Hypoxia

Recognition

All patients who experience a cardiopulmonary arrest will have suffered some degree of hypoxia. Understanding the events leading up to the time of arrest will enable the team to discover whether it was the result of a primary cardiac event, such as a myocardial infarction, or whether it occurred at the end of a long period of physiological compensation. For example, the patient who experienced respiratory failure as a result of a severe exacerbation of asthma will present with the following signs and symptoms.

• Tachypnoea (respiratory rate of greater than 30 breaths per minute or a respiratory rate of 10 breaths or less a minute).

• Tachycardia or bradycardia.

• Reduced conscious level.

• Falling PaO^ despite oxygen therapy.

• Rising PaCO^ despite therapy (Advanced Life Support Group 2001).

Response

In order to prevent further hypoxia and to try to reverse the damaging effects of hypoxia on the myocardium, the patient needs to be oxygenated as effectively as possible. This may be achieved by ventilating the patient. This initially might involve a bag-valve-mask connected to high-flow oxygen (12-15 litres per minute) and ensuring adequate rise and fall of the chest.

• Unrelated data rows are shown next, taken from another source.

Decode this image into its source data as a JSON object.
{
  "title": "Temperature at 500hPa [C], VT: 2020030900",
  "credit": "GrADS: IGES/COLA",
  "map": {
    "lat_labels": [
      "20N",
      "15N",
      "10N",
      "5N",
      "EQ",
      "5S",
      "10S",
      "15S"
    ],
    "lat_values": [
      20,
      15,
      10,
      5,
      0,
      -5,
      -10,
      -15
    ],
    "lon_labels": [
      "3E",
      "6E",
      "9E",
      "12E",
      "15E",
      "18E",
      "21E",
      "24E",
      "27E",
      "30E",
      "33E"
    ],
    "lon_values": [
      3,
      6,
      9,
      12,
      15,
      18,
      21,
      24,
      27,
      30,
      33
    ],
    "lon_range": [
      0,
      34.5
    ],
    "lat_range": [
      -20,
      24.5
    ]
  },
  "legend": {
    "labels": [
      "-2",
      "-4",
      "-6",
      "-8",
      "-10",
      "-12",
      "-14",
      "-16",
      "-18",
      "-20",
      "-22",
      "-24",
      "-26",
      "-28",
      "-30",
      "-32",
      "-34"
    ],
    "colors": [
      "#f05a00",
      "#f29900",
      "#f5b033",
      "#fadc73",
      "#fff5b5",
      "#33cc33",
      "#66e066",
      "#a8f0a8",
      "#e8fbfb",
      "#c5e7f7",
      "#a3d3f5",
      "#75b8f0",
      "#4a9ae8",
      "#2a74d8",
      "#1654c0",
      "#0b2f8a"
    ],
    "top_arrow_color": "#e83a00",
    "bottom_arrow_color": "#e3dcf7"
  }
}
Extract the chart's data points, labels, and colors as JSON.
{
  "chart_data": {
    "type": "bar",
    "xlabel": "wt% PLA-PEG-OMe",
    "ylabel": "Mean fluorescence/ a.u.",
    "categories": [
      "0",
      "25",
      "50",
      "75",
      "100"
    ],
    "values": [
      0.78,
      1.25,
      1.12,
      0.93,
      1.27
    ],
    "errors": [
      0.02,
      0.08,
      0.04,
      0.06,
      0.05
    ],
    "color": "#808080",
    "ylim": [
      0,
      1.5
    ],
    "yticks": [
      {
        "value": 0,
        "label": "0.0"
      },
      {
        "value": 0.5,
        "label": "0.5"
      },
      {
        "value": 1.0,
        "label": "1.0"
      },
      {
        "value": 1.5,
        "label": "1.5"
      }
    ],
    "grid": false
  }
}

• The gold standard is to secure the patient's airway with an endotracheal (ET) tube. However, expertise in this area is required and the hypoxia may be compounded while the ET tube is being passed. An alternative which may be considered in this situation is the insertion of a laryngeal mask airway (LMA).

• If the patient is intubated it is essential that regular checks are carried out during the resuscitation to ensure the ET tube does not become misplaced into a bronchus or oesophagus.

• Misplacement of the ET tube will compound the hypoxia suffered by the patient.